Resolution of the assessment issue
48I do not accept Alphena's submissions on the assessment issue. In my opinion, Alphena's approach impermissibly conflates the position of the trustee (or former trustee) and its liquidator. What is at issue in the present proceedings is the remuneration (if any) to which the liquidator is entitled for seeking to enforce the former trustee's personal right to seek indemnity from the Trust assets. The liquidator is not the trustee. His work remains liquidator's work, albeit in this case in relation to a former corporate trustee. While his remuneration for that work is recoverable by Alphena from the Trust assets pursuant to the company's right of indemnity, that does not mean the rate of remuneration is to be assessed on some higher notional basis such as the trustee basis used in assessing solicitors' costs.
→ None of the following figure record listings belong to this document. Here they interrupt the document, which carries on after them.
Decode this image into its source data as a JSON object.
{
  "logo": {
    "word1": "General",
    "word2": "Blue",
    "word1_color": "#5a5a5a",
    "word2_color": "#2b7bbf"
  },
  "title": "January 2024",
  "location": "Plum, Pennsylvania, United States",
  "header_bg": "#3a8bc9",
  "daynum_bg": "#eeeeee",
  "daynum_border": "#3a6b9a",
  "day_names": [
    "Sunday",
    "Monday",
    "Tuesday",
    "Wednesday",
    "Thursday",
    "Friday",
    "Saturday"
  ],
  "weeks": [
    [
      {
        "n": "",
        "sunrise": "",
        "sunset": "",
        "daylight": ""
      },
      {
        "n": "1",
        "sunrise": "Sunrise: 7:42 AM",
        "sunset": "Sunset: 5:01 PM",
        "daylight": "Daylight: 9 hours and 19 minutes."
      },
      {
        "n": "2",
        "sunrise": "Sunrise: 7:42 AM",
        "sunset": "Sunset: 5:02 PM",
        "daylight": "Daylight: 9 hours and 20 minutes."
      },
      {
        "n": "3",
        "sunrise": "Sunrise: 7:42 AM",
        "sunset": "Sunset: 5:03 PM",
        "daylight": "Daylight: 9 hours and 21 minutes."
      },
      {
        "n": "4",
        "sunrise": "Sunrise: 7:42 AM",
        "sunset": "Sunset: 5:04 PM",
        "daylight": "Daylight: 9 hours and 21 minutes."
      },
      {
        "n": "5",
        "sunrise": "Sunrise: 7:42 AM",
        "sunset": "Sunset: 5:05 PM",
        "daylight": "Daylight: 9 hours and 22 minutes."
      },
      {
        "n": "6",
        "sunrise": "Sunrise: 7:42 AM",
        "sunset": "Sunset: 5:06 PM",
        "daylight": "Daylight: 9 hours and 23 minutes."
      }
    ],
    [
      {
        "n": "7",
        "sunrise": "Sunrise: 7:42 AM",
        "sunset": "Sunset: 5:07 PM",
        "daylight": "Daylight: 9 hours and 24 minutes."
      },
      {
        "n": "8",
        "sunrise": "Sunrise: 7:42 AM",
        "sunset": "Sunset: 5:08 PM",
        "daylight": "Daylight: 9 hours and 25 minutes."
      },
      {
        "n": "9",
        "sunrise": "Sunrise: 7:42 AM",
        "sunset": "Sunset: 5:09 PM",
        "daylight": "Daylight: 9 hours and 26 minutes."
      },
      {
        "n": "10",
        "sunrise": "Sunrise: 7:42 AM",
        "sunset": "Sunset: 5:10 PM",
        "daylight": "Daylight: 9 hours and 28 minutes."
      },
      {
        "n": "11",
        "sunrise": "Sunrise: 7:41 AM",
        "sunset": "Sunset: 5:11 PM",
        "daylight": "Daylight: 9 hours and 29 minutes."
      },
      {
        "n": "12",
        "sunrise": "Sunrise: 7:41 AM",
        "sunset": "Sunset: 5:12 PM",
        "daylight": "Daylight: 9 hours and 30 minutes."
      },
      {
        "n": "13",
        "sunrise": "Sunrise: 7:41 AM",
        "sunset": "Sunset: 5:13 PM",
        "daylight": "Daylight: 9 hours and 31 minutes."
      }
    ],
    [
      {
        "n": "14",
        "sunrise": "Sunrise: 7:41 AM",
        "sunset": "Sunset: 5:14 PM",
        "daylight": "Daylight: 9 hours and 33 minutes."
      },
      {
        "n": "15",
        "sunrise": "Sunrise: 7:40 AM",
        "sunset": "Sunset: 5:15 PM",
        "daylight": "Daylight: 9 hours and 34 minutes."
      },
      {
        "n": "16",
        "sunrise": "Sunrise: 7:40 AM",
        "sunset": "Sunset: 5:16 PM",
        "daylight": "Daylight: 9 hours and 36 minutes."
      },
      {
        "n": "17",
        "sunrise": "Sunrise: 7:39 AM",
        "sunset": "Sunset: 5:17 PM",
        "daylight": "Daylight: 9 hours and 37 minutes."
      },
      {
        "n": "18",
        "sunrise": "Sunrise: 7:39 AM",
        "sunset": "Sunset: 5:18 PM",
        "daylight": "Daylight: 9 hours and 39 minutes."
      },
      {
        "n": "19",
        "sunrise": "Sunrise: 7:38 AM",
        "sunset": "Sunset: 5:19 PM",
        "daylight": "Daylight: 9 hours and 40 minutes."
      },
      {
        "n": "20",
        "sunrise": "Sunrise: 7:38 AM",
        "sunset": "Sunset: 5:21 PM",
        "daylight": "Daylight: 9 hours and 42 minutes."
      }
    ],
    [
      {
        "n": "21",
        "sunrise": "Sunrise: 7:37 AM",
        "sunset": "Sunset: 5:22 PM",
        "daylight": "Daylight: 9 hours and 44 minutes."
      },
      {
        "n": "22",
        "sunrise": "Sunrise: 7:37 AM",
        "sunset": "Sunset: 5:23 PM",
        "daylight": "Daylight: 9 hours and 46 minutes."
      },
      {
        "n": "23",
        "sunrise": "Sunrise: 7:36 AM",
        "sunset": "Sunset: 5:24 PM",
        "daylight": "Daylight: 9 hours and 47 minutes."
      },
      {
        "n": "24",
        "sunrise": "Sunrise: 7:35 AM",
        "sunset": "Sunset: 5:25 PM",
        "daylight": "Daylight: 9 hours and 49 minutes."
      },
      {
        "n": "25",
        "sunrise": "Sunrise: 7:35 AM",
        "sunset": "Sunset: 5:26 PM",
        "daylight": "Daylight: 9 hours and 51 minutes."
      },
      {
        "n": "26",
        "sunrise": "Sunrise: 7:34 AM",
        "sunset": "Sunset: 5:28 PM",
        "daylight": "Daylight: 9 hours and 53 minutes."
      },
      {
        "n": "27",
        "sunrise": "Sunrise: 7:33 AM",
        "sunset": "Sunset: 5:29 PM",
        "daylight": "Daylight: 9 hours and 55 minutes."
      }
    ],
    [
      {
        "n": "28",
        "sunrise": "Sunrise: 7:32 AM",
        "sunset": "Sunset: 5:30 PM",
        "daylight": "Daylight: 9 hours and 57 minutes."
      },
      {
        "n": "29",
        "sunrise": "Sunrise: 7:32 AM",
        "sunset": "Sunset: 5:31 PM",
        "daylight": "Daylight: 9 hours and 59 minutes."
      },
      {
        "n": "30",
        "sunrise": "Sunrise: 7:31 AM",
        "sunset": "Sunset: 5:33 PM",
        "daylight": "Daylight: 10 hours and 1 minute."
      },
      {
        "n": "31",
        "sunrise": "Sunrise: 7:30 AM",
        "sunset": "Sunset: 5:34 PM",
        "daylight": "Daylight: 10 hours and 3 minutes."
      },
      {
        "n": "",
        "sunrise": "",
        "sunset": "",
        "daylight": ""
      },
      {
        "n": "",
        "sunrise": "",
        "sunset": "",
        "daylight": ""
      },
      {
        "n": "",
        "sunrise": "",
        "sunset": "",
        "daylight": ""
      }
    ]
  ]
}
49A distinction must be drawn between the former corporate trustee and its liquidator. This distinction was noted by Campbell J in his principal judgment in the Re Sutherland litigation, namely Re Sutherland (French Caledonia Travel Service Pty Limited (In liq)) [2003] NSWSC 1008; (2003) 59 NSWLR 361 at [201] ("French Caledonia Travel"):
When a company which carries on no activities other than being a trustee of a trading trust goes into liquidation, the proper costs and expenses of the liquidator can be met from the assets of the trust; Re Suco Gold Pty Ltd (In liq) (1983) 33 SASR 99. King CJ reached this conclusion on the basis that a trustee had a personal right to be indemnified from the trust assets for expenses the trustee has incurred in the administration of the trust and a lien over the trust's assets to secure the right of indemnity. The trustee also has a personal right to resort to the trust property and pay expenses of administration of the trust from the trust assets, without first paying those expenses himself. When a trustee which is a corporation goes into liquidation, those personal rights, and that lien, are assets which are divisible in the liquidation. (King CJ says they pass to the liquidator - (at 104, 105, 107, 109). This is not, with respect, strictly correct, as the rights of the company remain with the company, and the liquidator acquires powers to deal with the assets of company in lieu of the directors, but this detail does not affect the validity of the main thrust of his Honour's argument.) (emphasis added)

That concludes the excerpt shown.